それが RDNA 4 アーキテクチャではキャッシュからバッファへと変わる。
RDNA 系アーキテクチャはキャッシュ周りの変更が多く、RDNA 1 では GL1キャッシュの導入、RDNA 2 では L3キャッシュ (Infinity Cache) の導入、RDNA 3 では L0 データキャッシュと GL1キャッシュの増量、そして RDNA 4 で GL1キャッシュのバッファ化となる。
また L2キャッシュラインサイズも RDNA 4 では変更され、RDNA 1/2/3 の 128Byte から 256Byte となる。

RDNA 4 アーキテクチャが GL1キャッシュを持たないことは 2024/05/02 に投稿された AMD の Marek Olšák 氏による RadeonSI ドライバーへのマージリクエストで、
バッファへと変わることは 2024/07/12 に投稿された AMD の Pierre van Houtryve 氏による、LLVM 内のドキュメントに RDNA 4/GFX12 のメモリーモデルを追加するプルリクエストでオープンにされている。

       if (info->gfx_level >= GFX10 && info->gfx_level < GFX12)
          fprintf(f, "    l1_cache_size = %i KB\n", DIV_ROUND_UP(info->l1_cache_size, 1024));

LLVM のドキュメントでは、GL1バッファは Shader Array 内のクライアントから見て、L2キャッシュへのブリッジとして機能するとしている。
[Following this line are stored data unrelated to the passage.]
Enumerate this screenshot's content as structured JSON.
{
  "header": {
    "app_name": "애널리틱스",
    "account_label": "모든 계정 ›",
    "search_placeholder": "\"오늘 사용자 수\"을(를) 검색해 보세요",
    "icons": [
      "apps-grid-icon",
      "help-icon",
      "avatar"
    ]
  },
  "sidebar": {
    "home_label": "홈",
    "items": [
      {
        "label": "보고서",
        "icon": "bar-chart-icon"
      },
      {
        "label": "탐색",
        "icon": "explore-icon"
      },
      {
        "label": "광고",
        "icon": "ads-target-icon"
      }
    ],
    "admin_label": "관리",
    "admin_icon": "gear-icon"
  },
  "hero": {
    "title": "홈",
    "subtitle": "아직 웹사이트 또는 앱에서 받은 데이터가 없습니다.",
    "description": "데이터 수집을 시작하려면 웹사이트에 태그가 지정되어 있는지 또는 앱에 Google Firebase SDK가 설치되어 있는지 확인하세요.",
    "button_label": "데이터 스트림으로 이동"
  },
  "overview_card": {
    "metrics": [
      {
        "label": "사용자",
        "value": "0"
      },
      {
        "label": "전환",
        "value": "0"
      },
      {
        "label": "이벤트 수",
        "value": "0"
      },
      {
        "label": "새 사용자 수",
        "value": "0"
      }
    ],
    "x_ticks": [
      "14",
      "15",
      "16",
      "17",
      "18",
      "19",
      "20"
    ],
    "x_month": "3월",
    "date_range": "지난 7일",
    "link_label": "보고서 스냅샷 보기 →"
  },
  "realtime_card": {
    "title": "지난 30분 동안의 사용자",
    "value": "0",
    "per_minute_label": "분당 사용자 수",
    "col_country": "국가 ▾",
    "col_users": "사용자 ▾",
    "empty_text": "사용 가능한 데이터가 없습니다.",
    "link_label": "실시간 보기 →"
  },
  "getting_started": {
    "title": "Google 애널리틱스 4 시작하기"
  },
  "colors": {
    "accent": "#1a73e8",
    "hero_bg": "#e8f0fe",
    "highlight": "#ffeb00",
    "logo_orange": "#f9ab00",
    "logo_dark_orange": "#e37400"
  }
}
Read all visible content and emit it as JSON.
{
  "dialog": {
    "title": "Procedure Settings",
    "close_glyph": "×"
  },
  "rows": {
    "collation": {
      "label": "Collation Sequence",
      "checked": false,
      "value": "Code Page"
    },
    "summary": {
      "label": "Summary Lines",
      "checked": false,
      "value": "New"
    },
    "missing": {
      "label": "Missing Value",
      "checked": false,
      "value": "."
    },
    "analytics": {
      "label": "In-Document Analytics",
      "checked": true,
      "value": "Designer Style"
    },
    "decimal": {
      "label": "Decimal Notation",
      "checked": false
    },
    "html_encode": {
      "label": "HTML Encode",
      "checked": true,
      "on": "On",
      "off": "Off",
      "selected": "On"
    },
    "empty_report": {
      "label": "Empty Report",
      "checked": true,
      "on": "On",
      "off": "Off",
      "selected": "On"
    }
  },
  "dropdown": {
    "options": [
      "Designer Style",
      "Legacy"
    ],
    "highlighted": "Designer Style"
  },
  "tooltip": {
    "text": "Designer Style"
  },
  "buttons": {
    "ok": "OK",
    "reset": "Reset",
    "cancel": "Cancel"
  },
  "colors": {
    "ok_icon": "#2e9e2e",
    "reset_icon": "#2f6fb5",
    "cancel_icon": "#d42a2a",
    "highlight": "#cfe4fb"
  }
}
バッファ化によって Shader Array の構造も従来から変わったと考えられる。
RadeonSI ドライバーと RADV ドライバーで使われる共有部分にて、tcc_rb_non_coherent の判定に info->gfx_level < GFX12 が追加されている。
tcc_rb_non_coherent はL2キャッシュブロック (テクスチャキャッシュ、TCC) と RenderBackend の数が一致しない、上記で挙げたような RDNA アーキテクチャで可能になった構成であることを示す変数となる。
RDNA 4/GFX12 とそれ以降でないことが条件に追加されたことは、RDNA 4 では L2キャッシュに RenderBackend を接続した以前の構造に戻った可能性を示している。

       info->tcc_rb_non_coherent = info->gfx_level < GFX12 &&
                                   !util_is_power_of_two_or_zero(info->num_tcc_blocks) &&
                                   info->num_rb != info->num_tcc_blocks;

読み取り専用キャッシュをバッファにすることのメリットに関して、自分に断定できることはない。
強いて言うのであれば、キャッシュ制御に必要なハードウェア機能の削減、ソフトウェア的にキャッシュコヒーレンシを維持するための命令 (buffer_gl1_inv) を発行する必要が無いとかだろうか?